Der etwas andere politische Small Talk!

Frage: Ein offenes Wort zu Angela Merkel bitte.
Antwort: Nein, ich bin zu gut erzogen um mich zu der Kanzlerin zu Äußern.
Frage: Ein offenes Wort zu Annegret Kamp Karrenbauer bitte:
Antwort: Mmh nun ja, neue Besen fegen gut und man sollte ihr Zeit geben sich zu profilieren.
Frage: Aber ihr Mitbewerber Jens Spahn fordert einen Neustart in der CDU und sagt: „Unser Ziel als Volkspartei müssen 40 Prozent sein.“ Teilen Sie seine Meinung?
Antwort: Ich Teile ganz sicher nicht die Fehleinschätzung von Politikern, die nicht bemerken das der Zerfall der Volksparteien etwas mit ihrer Politik und deren Themen zu tun hat.
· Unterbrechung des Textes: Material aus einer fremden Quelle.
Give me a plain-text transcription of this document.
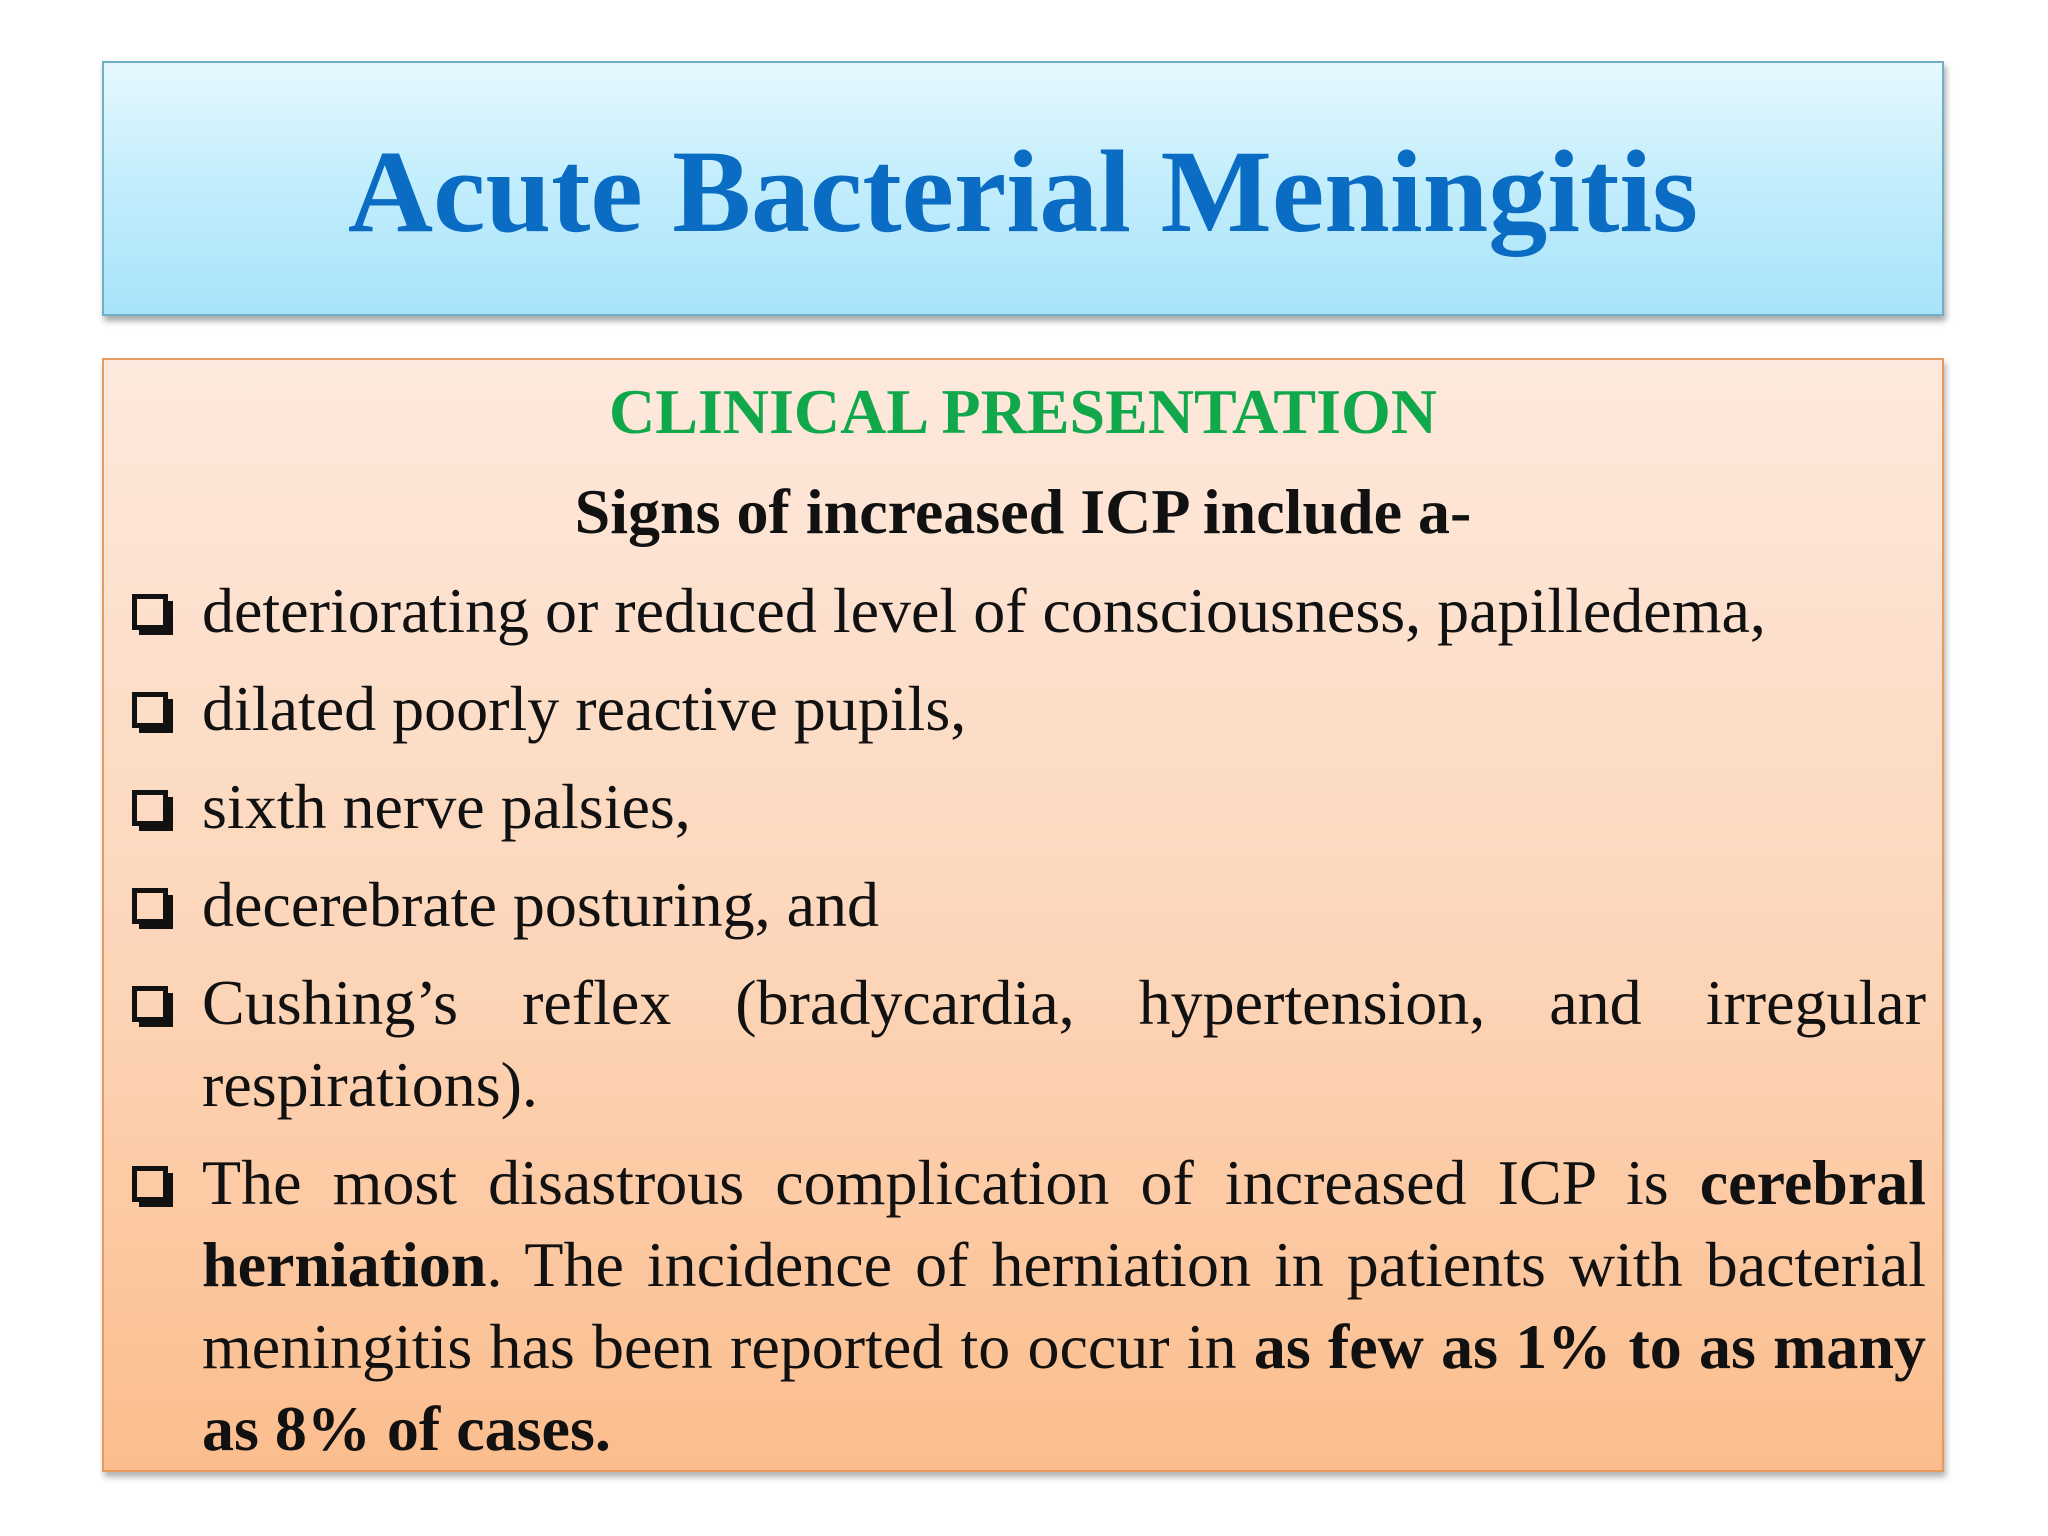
Acute Bacterial Meningitis
CLINICAL PRESENTATION
Signs of increased ICP include a-
deteriorating or reduced level of consciousness, papilledema,
dilated poorly reactive pupils,
sixth nerve palsies,
decerebrate posturing, and
Cushing’s reflex (bradycardia, hypertension, and irregular respirations).
The most disastrous complication of increased ICP is cerebral herniation. The incidence of herniation in patients with bacterial meningitis has been reported to occur in as few as 1% to as many as 8% of cases.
Frage: Und was fällt ihnen zu Friedrich Merz ein, wenn er den Partei Vorsitz der CDU übernehmen sollte?
Antwort: Der SPD kann nichts Besseres passieren!
Frage: Aber die SPD verliert bei jeder Wahl immer mehr Zuspruch in der Bevölkerung, Sie glauben die Talsohle ist erreicht, wenn Friedrich Merz gewählt wird?
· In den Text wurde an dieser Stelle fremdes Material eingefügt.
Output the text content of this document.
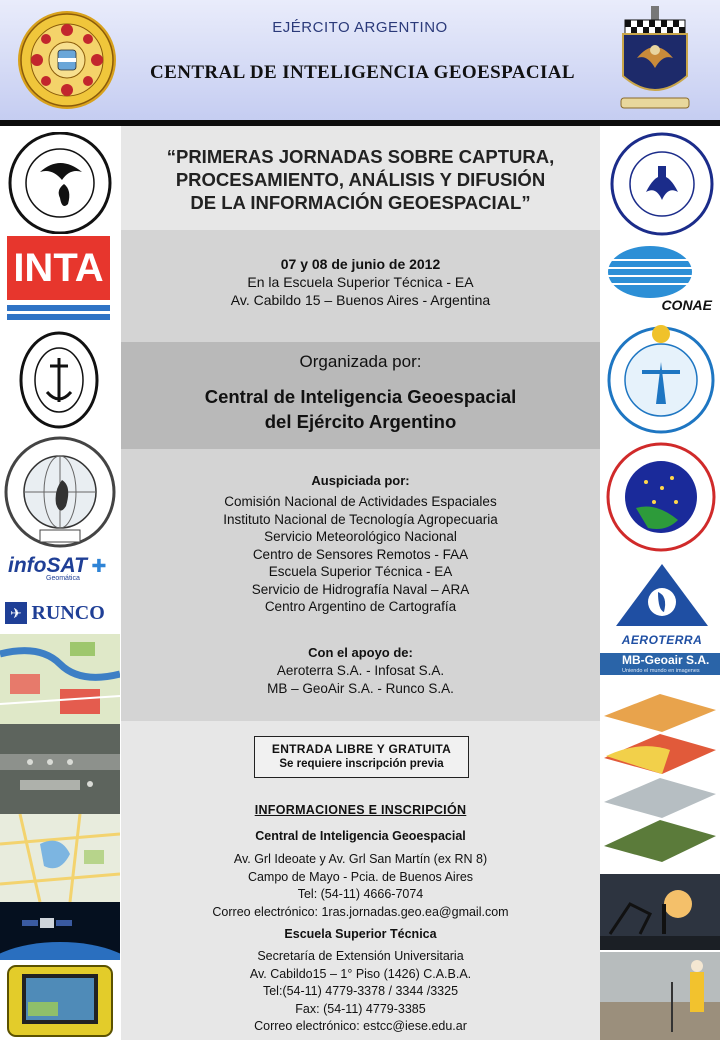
EJÉRCITO ARGENTINO
CENTRAL DE INTELIGENCIA GEOESPACIAL
INTA
infoSAT ✚
Geomática
✈ RUNCO
CONAE
AEROTERRA
MB-Geoair S.A.
Uniendo el mundo en imagenes
“PRIMERAS JORNADAS SOBRE CAPTURA,
PROCESAMIENTO, ANÁLISIS Y DIFUSIÓN
DE LA INFORMACIÓN GEOESPACIAL”
07 y 08 de junio de 2012
En la Escuela Superior Técnica - EA
Av. Cabildo 15 – Buenos Aires - Argentina
Organizada por:
Central de Inteligencia Geoespacial
del Ejército Argentino
Auspiciada por:
Comisión Nacional de Actividades Espaciales
Instituto Nacional de Tecnología Agropecuaria
Servicio Meteorológico Nacional
Centro de Sensores Remotos - FAA
Escuela Superior Técnica - EA
Servicio de Hidrografía Naval – ARA
Centro Argentino de Cartografía
Con el apoyo de:
Aeroterra S.A. - Infosat S.A.
MB – GeoAir S.A. - Runco S.A.
ENTRADA LIBRE Y GRATUITA
Se requiere inscripción previa
INFORMACIONES E INSCRIPCIÓN
Central de Inteligencia Geoespacial
Av. Grl Ideoate y Av. Grl San Martín (ex RN 8)
Campo de Mayo - Pcia. de Buenos Aires
Tel: (54-11) 4666-7074
Correo electrónico: 1ras.jornadas.geo.ea@gmail.com
Escuela Superior Técnica
Secretaría de Extensión Universitaria
Av. Cabildo15 – 1° Piso (1426) C.A.B.A.
Tel:(54-11) 4779-3378 / 3344 /3325
Fax: (54-11) 4779-3385
Correo electrónico: estcc@iese.edu.ar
Antwort: Nein, ich glaube das eine Partei nicht tiefer fallen kann als an den Punkt zu gelangen, an dem sie nur noch durch die dissozialen Personalentscheidungen des Koalitionspartners an Akzeptanz gewinnen kann. Prozentpunkte bei Wahlen sind dann nur noch Stimmen der Verzweiflung mangels Alternativlosigkeit.
Frage: Aber es gibt ja eine Alternative für Deutschland
Antwort: Die AfD also die Automobillobbyisten für Deutschland wären zwar Friedrich Merz gewogen und würden sich gerne dem Regierungszirkel nähern, bringen es aber nicht fertig sich von dem egozentrierten Deutschdünkel zu lösen. Damit stellen die sich selbst ins Abseits.
Frage: Aber die Grünen stehen noch zur Verfügung als Koalitionspartner:
Antwort: Sicherlich aber nicht, weil deren Politik herausragend ist, sondern weil sie die neue Mitte bedienen und repräsentieren. Modern, Zukunftsorientiert und Problembewusst aber ideologisch infiltriert und manipulierend statt vernunftorientiert.
Frage: Dann bleibt Ihnen nur noch die Linke und die FDP.
Antwort: Sicherlich aus ihrem Blickwinkel haben Sie recht aber warum muss ich eine ideologische Linke wählen die psychologische Folgemechanismen politischer Entscheidungen negiert? Zumindest sehe ich das so und eine FDP die zwar einen interessanten Vorsitzenden wie Christian Lindner hat, sich aber nie glaubhaft aus dem Nimbus der Mövenpick Lobbyisten Partei mit übergeordnetem Wirtschaftsinteresse befreien konnte, die mag 10% der Bevölkerung erreichen aber niemals Antworten vermitteln die essentielle und existenzielle Fragen angeht.
Frage: Das hat mit Partei Politik auch nichts zu tun.
Antwort: Richtig, deshalb haben die Parteien auch nicht das Recht von einem „wir“ zu reden, sondern nur von einem Verwaltungsdiktat der Legislative, die in ihren Entscheidungen aber keineswegs Frei ist, sondern nur systemrelevanten Entwicklungen gehorcht die weder menschliche Werte verfolgt noch vernünftige Schlussfolgerungen aus seinen Handlungen zulassen kann. Kurzum, wir brauchen ein neues denken und handeln das den Mut hat der Wurzel allen Übels die Stirn zu bieten und keine Furcht hat sich irrationalen auf Verdrängung basierenden Themen und Problemen zu stellen.